= Sarah-Jayne Howard =

New Zealand dancer

Sarah-Jayne Howard (born 3 July 1976) is a New Zealand dancer and choreographer. She was associate artistic director at Australian Dance Theatre in Adelaide from 2018 until 2023, when she took up a role with Restless Dance Theatre.

== Early life and education ==
Sarah-Jayne Howard was born on 3 July 1976 in South Africa. She grew up in Stratford, Taranaki, New Zealand, after emigrating there with her family when she was five years old.

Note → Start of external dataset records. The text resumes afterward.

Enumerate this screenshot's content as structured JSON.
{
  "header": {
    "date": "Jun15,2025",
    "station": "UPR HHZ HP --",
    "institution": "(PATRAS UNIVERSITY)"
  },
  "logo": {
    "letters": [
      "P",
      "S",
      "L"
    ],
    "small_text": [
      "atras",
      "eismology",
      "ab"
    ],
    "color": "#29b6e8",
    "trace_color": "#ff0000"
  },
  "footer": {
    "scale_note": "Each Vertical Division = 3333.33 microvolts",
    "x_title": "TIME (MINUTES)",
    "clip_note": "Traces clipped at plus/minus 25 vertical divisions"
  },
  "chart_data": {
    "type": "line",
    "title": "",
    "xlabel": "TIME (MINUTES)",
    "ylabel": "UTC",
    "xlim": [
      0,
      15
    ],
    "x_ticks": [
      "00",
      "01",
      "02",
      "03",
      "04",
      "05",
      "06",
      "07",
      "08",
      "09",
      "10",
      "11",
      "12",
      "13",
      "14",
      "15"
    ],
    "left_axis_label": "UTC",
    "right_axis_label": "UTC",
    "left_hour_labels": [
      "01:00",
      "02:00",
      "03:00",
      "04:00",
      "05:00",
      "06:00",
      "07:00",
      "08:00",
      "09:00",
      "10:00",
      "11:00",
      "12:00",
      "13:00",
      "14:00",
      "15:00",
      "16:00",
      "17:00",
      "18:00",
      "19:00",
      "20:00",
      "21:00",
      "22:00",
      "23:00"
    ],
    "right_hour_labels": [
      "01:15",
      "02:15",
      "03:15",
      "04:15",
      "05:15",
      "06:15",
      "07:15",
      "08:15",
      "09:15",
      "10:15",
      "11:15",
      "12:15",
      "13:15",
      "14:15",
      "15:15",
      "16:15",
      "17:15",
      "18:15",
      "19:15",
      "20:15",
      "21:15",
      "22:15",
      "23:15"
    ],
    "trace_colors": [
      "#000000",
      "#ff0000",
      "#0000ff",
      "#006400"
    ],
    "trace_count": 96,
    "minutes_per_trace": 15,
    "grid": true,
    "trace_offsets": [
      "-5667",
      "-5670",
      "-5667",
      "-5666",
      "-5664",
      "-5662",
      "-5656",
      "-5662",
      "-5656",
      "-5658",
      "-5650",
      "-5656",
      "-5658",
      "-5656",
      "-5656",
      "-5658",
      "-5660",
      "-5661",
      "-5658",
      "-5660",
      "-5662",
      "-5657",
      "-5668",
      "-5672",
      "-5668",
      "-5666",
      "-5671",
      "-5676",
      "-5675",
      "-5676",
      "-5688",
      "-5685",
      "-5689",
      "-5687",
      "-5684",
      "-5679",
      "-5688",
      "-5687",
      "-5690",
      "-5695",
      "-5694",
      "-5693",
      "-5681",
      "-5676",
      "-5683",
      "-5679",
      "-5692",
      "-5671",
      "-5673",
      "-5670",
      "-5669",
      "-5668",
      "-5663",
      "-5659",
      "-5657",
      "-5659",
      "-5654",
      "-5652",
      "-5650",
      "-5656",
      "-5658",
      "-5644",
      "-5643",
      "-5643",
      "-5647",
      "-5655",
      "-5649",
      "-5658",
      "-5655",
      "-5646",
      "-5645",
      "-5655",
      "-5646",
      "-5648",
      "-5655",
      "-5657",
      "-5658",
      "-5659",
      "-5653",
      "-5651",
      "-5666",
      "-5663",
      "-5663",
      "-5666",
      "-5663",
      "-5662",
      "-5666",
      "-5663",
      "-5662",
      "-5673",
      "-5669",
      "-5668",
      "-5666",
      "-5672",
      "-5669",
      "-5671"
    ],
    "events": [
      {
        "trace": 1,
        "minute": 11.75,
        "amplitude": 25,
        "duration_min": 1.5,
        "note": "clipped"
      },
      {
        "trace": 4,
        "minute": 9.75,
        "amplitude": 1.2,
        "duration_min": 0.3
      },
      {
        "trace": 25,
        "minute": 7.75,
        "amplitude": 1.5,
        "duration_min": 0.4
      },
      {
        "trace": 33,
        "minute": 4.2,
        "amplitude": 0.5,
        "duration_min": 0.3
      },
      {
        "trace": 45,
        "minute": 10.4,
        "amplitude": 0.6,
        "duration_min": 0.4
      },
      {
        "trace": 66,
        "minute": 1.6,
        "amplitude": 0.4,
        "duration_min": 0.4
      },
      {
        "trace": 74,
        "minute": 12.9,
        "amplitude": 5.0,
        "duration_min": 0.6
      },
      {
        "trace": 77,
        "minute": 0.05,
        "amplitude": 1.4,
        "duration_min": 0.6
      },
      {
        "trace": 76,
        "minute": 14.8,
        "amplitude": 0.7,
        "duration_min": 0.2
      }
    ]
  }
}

She trained at the New Zealand School of Dance, and graduated with honours in 1995.

==Career==
Howard danced for Meryl Tankard’s Australian Dance Theatre for four years and also choreographed two solo works for the company: Tonight and Veronique. She has also danced in Australia with Garry Stewart's company Thwack! and Gideon Obarzanek's Chunky Move dance company, and choreographed for Company B (later Belvoir), in Sydney.

She returned to New Zealand, where she performed in Inland, choreographed by Douglas Wright; White, by Raewyn Hill; and Weather, dancing with Michael Parmenter.

In 2007 she performed in Meryl Tankard's Kaidan at the Sydney Festival, and the following year travelled to London to perform in roadkill by Splinter group.

In 2018, she was appointed associate artistic director at Australian Dance Theatre under Garry Stewart. She continued in the role under new artistic director Daniel Riley until 2023, moving to become Public Programs Executive in Education Outreach for Restless Dance Theatre until 2025.

==Recognition and awards==
In 2002, Howard was one of three finalists in the inaugural Rolex Mentor and Protégé Arts Initiative

In 2007, she received an Arts Foundation of New Zealand Laureate Award.

== Personal life ==
Howard married actor Nathan Page, and they have two sons. They moved from Melbourne to Adelaide in 2018.